Life-cycle values for intangible/logical CIs, assets, and IBIs
For definitions of the values in the diagram, see Definitions of life-cycle values for intangible/logical entities.
Service instances use intangible/logical life cycles
Because service instances are logical in nature, they should use the Logical life-cycle value pairs. Service instances follow the same life-cycle guidance as any other logical CI.
See Use Service instance (Application Services) dashboard to monitor health.
Life cycle inheritance for Business Applications
Parent life cycle stages (for example, Deploy or Inventory) appear in Business Application records even though they aren’t defined directly for the class. This is expected due to aggregation-based inheritance.
Business Application records define a restricted set of life cycle stages intended to reflect application planning and usage, such as Ideation, Design, Operational, and End of Life. These life cycle definitions are configured using the life_cycle_control table specifically for the cmdb_ci_business_application class.
However, when viewing or editing a Business Application record, additional life cycle stages such as Deploy and Inventory may also appear.

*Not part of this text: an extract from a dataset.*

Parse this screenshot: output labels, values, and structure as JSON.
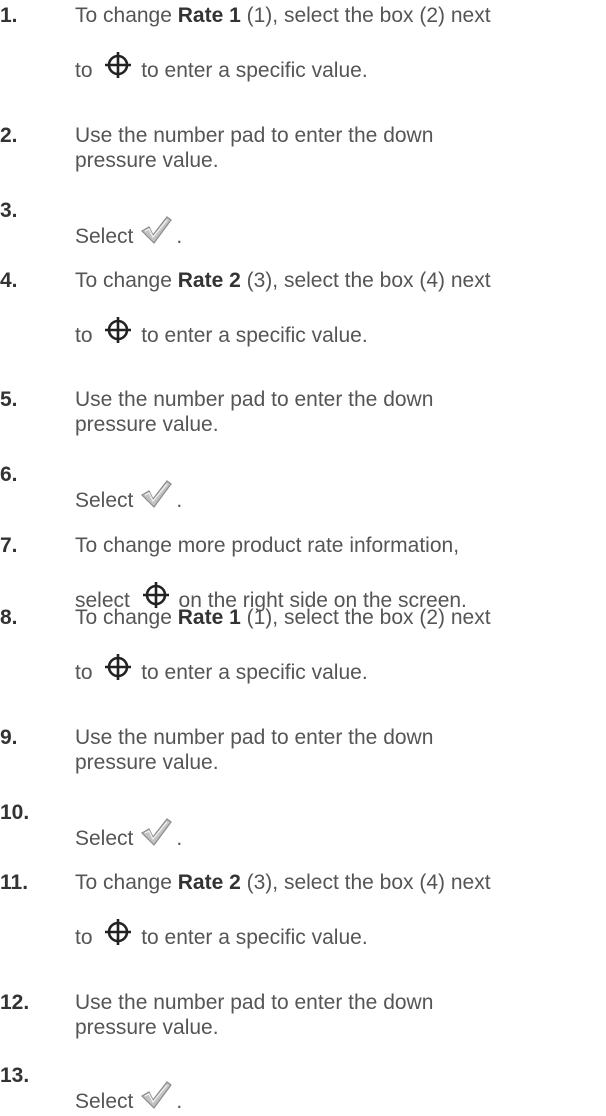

These stages are not defined directly for Business Application, but are inherited from parent CI classes (for example, cmdb_ci) through the aggregation-based inheritance model used by life_cycle_control.
In this model, life cycle definitions from the current CI class are combined with life cycle definitions from all parent classes in the CMDB class hierarchy. Child classes therefore extend parent life cycle definitions rather than overriding them.
As a result, Business Application records can display life cycle stages that are applicable to infrastructure or hardware CIs but may not be semantically meaningful for applications. This behavior is expected and working as designed.
The life cycle inheritance model used by life_cycle_control differs from the inheritance behavior of sys_choice. While sys_choice uses a “most specific table wins” model (child table choices override parent table choices), life cycle controls are aggregated across the class hierarchy. There is currently no mechanism to suppress parent life cycle stages for a child CI class.